Summer is, technically, over.
I have mixed feelings about this.
On one hand – and this is no secret to my close friends and family – I don’t like summer. I don’t like sunburned, sweat-sticky skin almost permanently the colour of strawberry daiquiri. I don’t like having to search for a combination of my few lightweight, loose articles of clothing that doesn’t make me look like a ten-year-old copying her more stylish older sister. I also really don’t like my glasses slipping down the bridge of my nose, but how can they not, when my nose invariably becomes a regular waterslide in the summer?
But for all of these things, I don’t hate summer. How could I? Yes, there are things I dislike about the season, but those things are – well – annoying, at most. They’re not real problems. And there are certain things I’ll miss the rest of the year around that are perhaps more connected to the sentimentality of summer than the weather conditions themselves, but connected to summer nonetheless. The feeling of impossibility and promise that a summer night holds, for example. Like all of a sudden anything, no matter how ridiculous or private, can be said, and it’ll – well, sort of drift away harmlessly and be lost amongst the raucous sounds of cicadas. Or the general atmosphere of festivity long after Christmas, like every day is something exciting: which, incidentally, is true. Or even just the sense of camaraderie created by complaining about the suffocating heat with your family?
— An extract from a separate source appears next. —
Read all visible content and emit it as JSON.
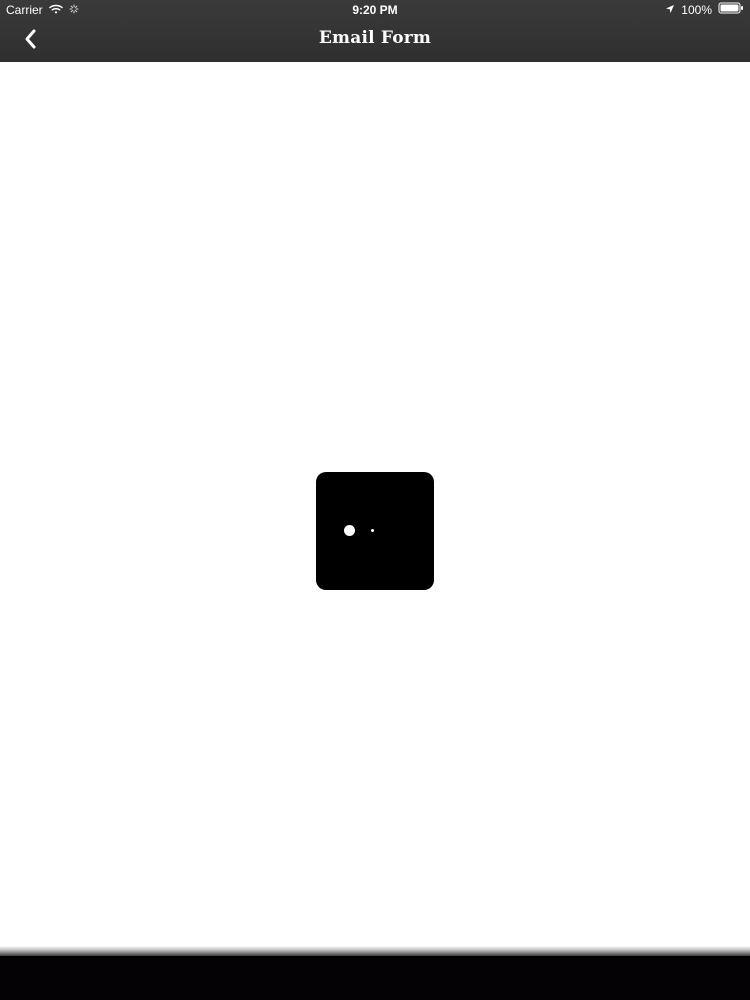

I don’t often go to the beach in summer, because I find that personally, the fun of running into the water doesn’t quite make up for the messiness of the aftermath. But I do like sitting on a rug by the water and eating fish and chips, grainy with sand and reliably greasy. This just about sums up how I feel about summer itself, really. It’s – for want of a better word – yucky. Considerably yuckier than the other seasons, for the most part. But it has a charm that can’t always be replicated by the other seasons (they have their own appeal, but nothing quite as glamorous or cliche-fuelling as summer) and that I feel I always under-savour when December arrives.
I’m writing this as a record. Two reasons: 1) So I learn to appreciate summer while it’s here, rather than miss it when it’s gone, and 2) So I still remember all the parts I don’t like, and avoid letting my nostalgia paint the season past in colours perhaps more romantic than accurate.
Anyway. Summer is, like all things, imperfect. But that’s also kind of the point. And so what if I have a bit of a love-hate relationship with it? It’s complicated, and borderline silly. But then all the best things in life are.